Secretary of State Mike Pompeo responded affirmatively this week to the question of whether the U.S. is “committed to keeping open the Strait of Hormuz at any cost militarily.”
“Yeah, we’re going to keep them open,” Pompeo said Monday at The Economic Club of Washington, D.C. “We’re going to build out a maritime security plan. Countries from all across the world who have a vested interest in keeping those waterways open will participate.”
“It will take more time than we wish it would take,” he added. “But I’m very confident that the world understands its importance that America is prepared to be a significant part of that, but we need countries from all across the world to assist us in protecting commercial transit. We’ll be successful.”
Defense Secretary Mark Esper told “like-minded” allies at a NATO defense ministerial in Brussels at the end of June that they should join the “broader maritime surveillance” campaign to have eyes on Iranian activities in the Persian Gulf region.
Around the same time, Pompeo began efforts to put together a vague-on-details Sentinel program, which he said at the time should include about 20 countries though any firm commitments were unclear.
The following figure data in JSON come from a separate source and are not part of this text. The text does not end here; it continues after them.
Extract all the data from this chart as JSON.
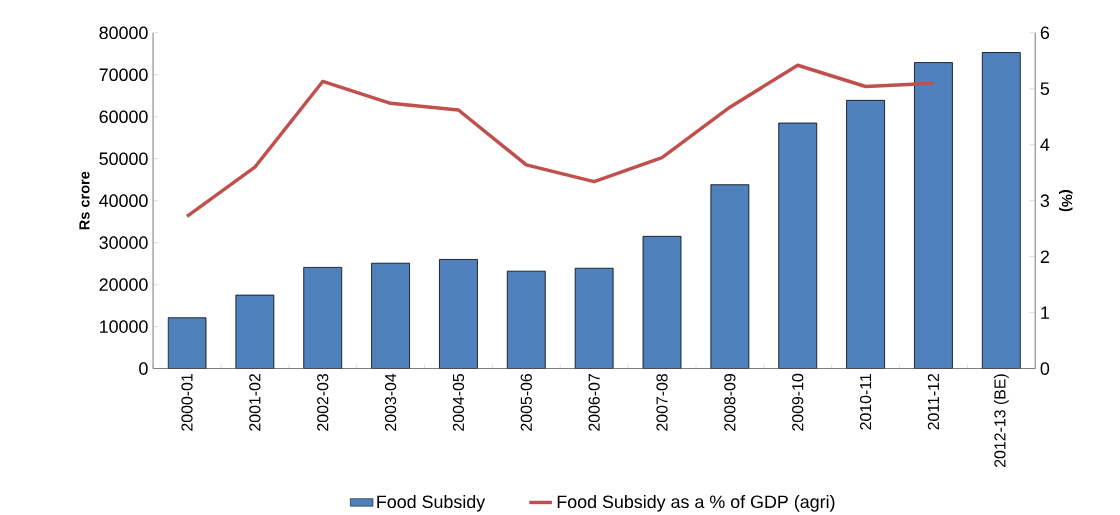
{
  "chart_data": {
    "type": "bar",
    "categories": [
      "2000-01",
      "2001-02",
      "2002-03",
      "2003-04",
      "2004-05",
      "2005-06",
      "2006-07",
      "2007-08",
      "2008-09",
      "2009-10",
      "2010-11",
      "2011-12",
      "2012-13 (BE)"
    ],
    "series": [
      {
        "name": "Food Subsidy",
        "color": "#4f81bd",
        "values": [
          12100,
          17500,
          24100,
          25100,
          26000,
          23200,
          23900,
          31500,
          43800,
          58500,
          63900,
          72900,
          75300
        ]
      },
      {
        "name": "Food Subsidy as a % of GDP (agri)",
        "type": "line",
        "axis": "y2",
        "color": "#c0504d",
        "values": [
          2.72,
          3.6,
          5.13,
          4.74,
          4.62,
          3.64,
          3.34,
          3.77,
          4.67,
          5.42,
          5.04,
          5.1,
          null
        ]
      }
    ],
    "ylabel": "Rs crore",
    "y2label": "(%)",
    "ylim": [
      0,
      80000
    ],
    "yticks": [
      0,
      10000,
      20000,
      30000,
      40000,
      50000,
      60000,
      70000,
      80000
    ],
    "y2lim": [
      0,
      6
    ],
    "y2ticks": [
      0,
      1,
      2,
      3,
      4,
      5,
      6
    ],
    "legend": "bottom"
  }
}
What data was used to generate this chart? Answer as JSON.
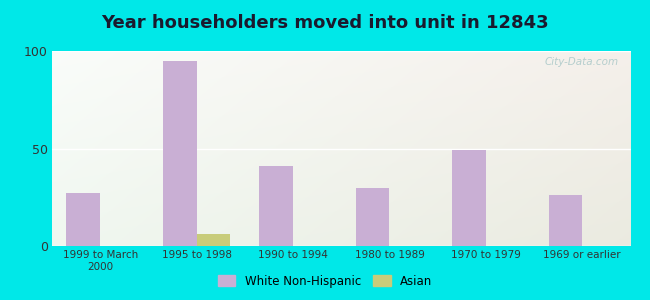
{
  "title": "Year householders moved into unit in 12843",
  "categories": [
    "1999 to March\n2000",
    "1995 to 1998",
    "1990 to 1994",
    "1980 to 1989",
    "1970 to 1979",
    "1969 or earlier"
  ],
  "white_non_hispanic": [
    27,
    95,
    41,
    30,
    49,
    26
  ],
  "asian": [
    0,
    6,
    0,
    0,
    0,
    0
  ],
  "bar_color_white": "#c9afd4",
  "bar_color_asian": "#c8cc7a",
  "background_outer": "#00e8e8",
  "ylim": [
    0,
    100
  ],
  "yticks": [
    0,
    50,
    100
  ],
  "bar_width": 0.35,
  "title_fontsize": 13,
  "watermark": "City-Data.com",
  "legend_label_white": "White Non-Hispanic",
  "legend_label_asian": "Asian"
}
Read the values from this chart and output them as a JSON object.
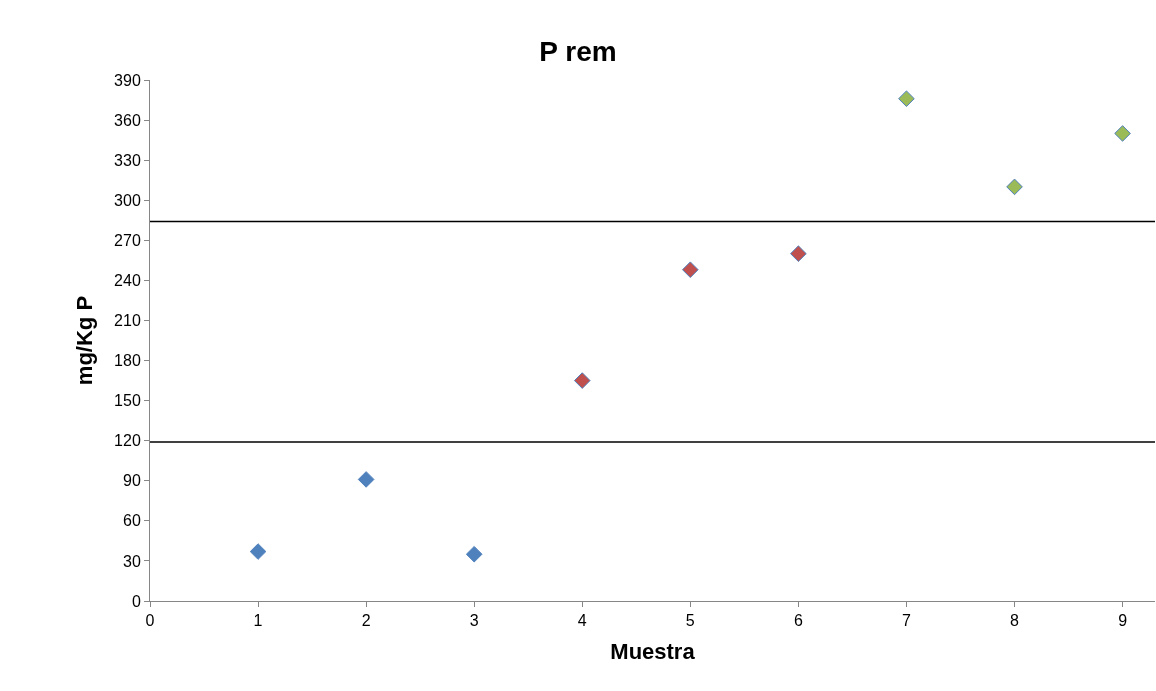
{
  "chart_data": {
    "type": "scatter",
    "title": "P rem",
    "xlabel": "Muestra",
    "ylabel": "mg/Kg P",
    "series": [
      {
        "color": "#4f81bd",
        "x": [
          1,
          2,
          3
        ],
        "values": [
          37,
          91,
          35
        ]
      },
      {
        "color": "#c0504d",
        "x": [
          4,
          5,
          6
        ],
        "values": [
          165,
          248,
          260
        ]
      },
      {
        "color": "#9bbb59",
        "x": [
          7,
          8,
          9
        ],
        "values": [
          376,
          310,
          350
        ]
      }
    ],
    "xlim": [
      0,
      9.3
    ],
    "xticks": [
      0,
      1,
      2,
      3,
      4,
      5,
      6,
      7,
      8,
      9
    ],
    "ylim": [
      0,
      390
    ],
    "yticks": [
      0,
      30,
      60,
      90,
      120,
      150,
      180,
      210,
      240,
      270,
      300,
      330,
      360,
      390
    ],
    "ref_lines": [
      {
        "axis": "y",
        "value": 119,
        "color": "#000000"
      },
      {
        "axis": "y",
        "value": 284,
        "color": "#000000"
      }
    ],
    "marker": "diamond"
  }
}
Esper described Pompeo as being on the “front lines” of the effort as “we’re not trying to put a military coalition as much as a coalition writ large of like-minded allies who share our concerns about freedom of navigation, who share our concerns about Iran’s nuclear pursuits in the past, their missile technologies and, frankly, their malign activities in the region.”
Pompeo was pressed Monday on whether the U.S. pledge of protection applied to just U.S. ships, especially as Iran still holds 23 crew members of the Stena Impero after seizing the British-flagged tanker on July 19.
“We are working — I was working with — I guess I’m now working with my third British foreign minister since I’ve been a secretary of State,” Pompeo said. “But working with the British to find the solution to both A, right that injustice, and second, prevent it from happening again, so to establish deterrence.”
Joint Chiefs Chairman Gen. Joseph Dunford told reporters in mid-July that “escorting in the normal course of events would be done by countries who have the same flag, so a ship that is flagged from a particular country would be escorted by that country.”
“The United States is uniquely capable of providing is some of the command and control, some of the intelligence, surveillance and reconnaissance, but the expectation is the actual patrolling and escorts would be done by others,” Dunford said.